Esa noche desplegaron las carretas de Katrina en la margen sur del río. Seguía lloviendo. Los sirvientes de Sean lo saludaron desde lejos y Sean les hizo señas, pero el agua pardusca rugía entre los dos grupos y silenciaba la comunicación, suprimiendo además toda esperanza de pasar. Katrina contempló el agua.
—¿Realmente nadaste allí, meneer?
—Tan rápido que apenas me mojé.
—Gracias —dijo ella entonces.
A pesar de la lluvia y del fuego que humeaba, Katrina le sirvió una comida tan buena como las de Ouma. Comieron bajo la protección de una lona, junto a la carreta de ella. El viento hacía chisporrotear la lámpara, azotaba la lona y soplaba una fina llovizna sobre ellos. Estaban tan incómodos que Sean propuso que entrasen en la carreta. Katrina titubeó antes de acceder. Se sentó entonces en el borde de su catre y Sean en un cofre frente a ella. Durante un instante incómodo, la conversación tardó en iniciarse, pero pronto se volvió ágil como la corriente del río afuera.
—Todavía tengo el pelo mojado —exclamó Katrina por último—. ¿Te molesta que me lo seque mientras conversamos?
—Desde luego que no.
—Entonces iré a buscar mi toalla.
Se levantaron los dos a la vez y había poco espacio dentro de la carreta. Se tocaron. Cayeron sobre el catre. Los labios de Sean sobre los suyos, la insistencia de sus dedos en la nuca, en la espalda… todo ello era desconcertante para Katrina. Al principio tardó en responder, pero no tardó en hacerlo con movimientos de su propio cuerpo y de sus manos al aferrar los brazos y los hombros de Sean. Sentía la confusión en todo el cuerpo y no podía impedirla, ni tampoco lo deseaba. Levantó las dos manos y le tocó el pelo, atrayéndolo hacia sí. Sean le mordió los labios… Dolor grato, excitante. Sintió su mano en un pecho, en un pezón erecto. Katrina reaccionó como una potranca que siente el látigo por primera vez. Por un instante permaneció bajo el sortilegio de las caricias de Sean, pero al siguiente su movimiento convulsivo tomó a Sean por sorpresa. Cayó hacia atrás del catre y se golpeó la cabeza contra el cofre de madera. Sentado en el suelo, se quedó mirándola, demasiado sorprendido para palparse, siquiera, el gran bulto que tenía en el cráneo. Katrina estaba arrebatada y se quitó el pelo de la cara con las dos manos. Agitaba la cabeza, en un esfuerzo por serenarse.
—Debes irte ahora, meneer. Los sirvientes te prepararon la cama en una de las otras carretas.
Sean se puso de pie de un salto.
—Pero, yo supuse que… sin duda estamos… quiero decir que… que …
—No te me acerques —le advirtió ella con aprensión—. Si vuelves a tocarme esta noche, te… te morderé.
—¡Pero, Katrina, por favor, no puedo dormir en la otra carreta! —La sola idea lo horrorizaba.

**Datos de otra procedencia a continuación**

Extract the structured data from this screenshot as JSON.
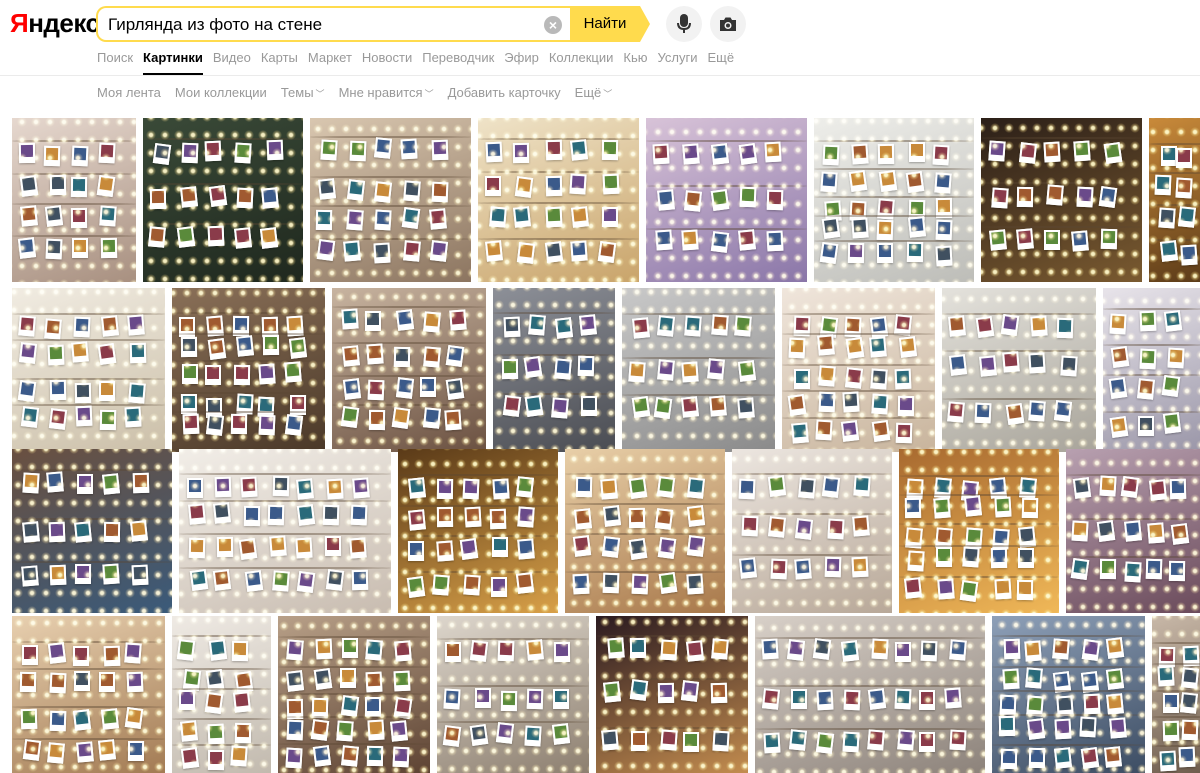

—¡Te prepararé la comida, te remendaré la ropa… todo! Pero hasta que encuentre un pastor… —Katrina calló. Sean había comprendido. Intentó discutir. Por primera vez se veía frente a la testarudez de los bóers y por fin se retiró a dormir solo. Delante de él estaba uno de los perros de Katrina, un galgo casi adulto. Las tentativas de Sean para que el perro se fuese fueron tan inútiles como las anteriores de persuadir a su dueña. Sean y el perro compartieron su cama. Durante la noche tuvieron una diferencia en cuanto a lo que correspondía a cada uno en materia de mitad de mantas. A raíz de ella el perro se ganó su nombre: Ladrón.